10. Do The Right Thing
Mangala | 25 July
As they drove back to the UN building, Skip at the wheel, Vic explained why they’d caught a break, how the whodunnit could be rolled up into Alain Boudin’s ongoing investigation of the ray-gun murders.
‘They were all drug-related. And Alain knows who did them. Cal McBride. He calls himself a businessman, but deals in meq. Runs a little gang of hooligans who trap biochines, extract the precursor from their blood, cook it, and sell the resulting product. We’ll show Dr Ngu’s report to Alain and point out that she concludes the cause of death is identical to his cases. And he’ll have to eat it. How about that? I’m beginning to think you aren’t such bad luck to have around after all.’
Skip didn’t look particularly grateful, saying, ‘So why isn’t this guy in prison? I mean, I guess he can’t be, if you think he did Redway.’

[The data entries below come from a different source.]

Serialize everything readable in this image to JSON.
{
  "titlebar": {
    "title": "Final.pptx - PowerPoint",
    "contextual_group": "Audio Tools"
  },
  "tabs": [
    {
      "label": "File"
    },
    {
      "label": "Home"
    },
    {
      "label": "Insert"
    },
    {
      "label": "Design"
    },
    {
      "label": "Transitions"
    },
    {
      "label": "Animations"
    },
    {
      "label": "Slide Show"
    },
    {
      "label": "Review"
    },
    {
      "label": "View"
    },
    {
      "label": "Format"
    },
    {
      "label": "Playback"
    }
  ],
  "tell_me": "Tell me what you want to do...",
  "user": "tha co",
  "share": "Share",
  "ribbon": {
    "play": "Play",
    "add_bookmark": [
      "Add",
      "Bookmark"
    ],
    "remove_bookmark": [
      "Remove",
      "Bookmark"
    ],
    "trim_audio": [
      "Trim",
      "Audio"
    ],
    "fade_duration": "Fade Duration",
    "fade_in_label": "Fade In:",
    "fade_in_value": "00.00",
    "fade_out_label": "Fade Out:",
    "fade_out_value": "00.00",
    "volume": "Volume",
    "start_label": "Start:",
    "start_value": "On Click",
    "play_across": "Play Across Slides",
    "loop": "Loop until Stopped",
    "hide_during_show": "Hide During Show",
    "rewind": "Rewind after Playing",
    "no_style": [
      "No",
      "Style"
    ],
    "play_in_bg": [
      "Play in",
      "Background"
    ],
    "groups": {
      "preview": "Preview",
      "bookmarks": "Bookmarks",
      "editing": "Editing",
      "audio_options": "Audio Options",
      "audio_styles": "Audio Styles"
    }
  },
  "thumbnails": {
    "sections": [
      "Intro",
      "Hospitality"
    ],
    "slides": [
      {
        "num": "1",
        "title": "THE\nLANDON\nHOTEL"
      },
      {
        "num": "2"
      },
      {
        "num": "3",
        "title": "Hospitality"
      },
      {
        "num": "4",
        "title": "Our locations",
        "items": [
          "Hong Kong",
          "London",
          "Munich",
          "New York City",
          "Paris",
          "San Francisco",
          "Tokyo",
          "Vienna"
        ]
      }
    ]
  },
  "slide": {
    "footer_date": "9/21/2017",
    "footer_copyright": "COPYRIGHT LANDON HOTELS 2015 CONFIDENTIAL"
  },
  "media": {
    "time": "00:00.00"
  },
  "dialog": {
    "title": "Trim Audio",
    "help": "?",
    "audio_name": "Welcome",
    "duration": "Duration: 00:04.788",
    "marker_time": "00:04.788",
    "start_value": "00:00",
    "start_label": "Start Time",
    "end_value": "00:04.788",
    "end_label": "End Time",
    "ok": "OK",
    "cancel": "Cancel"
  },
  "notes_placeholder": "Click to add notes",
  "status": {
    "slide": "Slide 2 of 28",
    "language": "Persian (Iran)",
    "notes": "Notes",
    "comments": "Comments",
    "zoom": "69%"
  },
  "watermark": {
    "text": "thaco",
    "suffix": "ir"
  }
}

‘He was in prison, as a matter of fact, but not for the murders. Alain was putting the case together when McBride went down for something else. Some kind of sting run by drug enforcement. Alain and the prosecutor tried to get him to agree to add the murders to the other charges, time to be served concurrently, but McBride’s lawyer wouldn’t have any of it. McBride went to jail and the murder cases went cold. But if he can be put in the frame for this one, he’ll fall for all the rest, too.’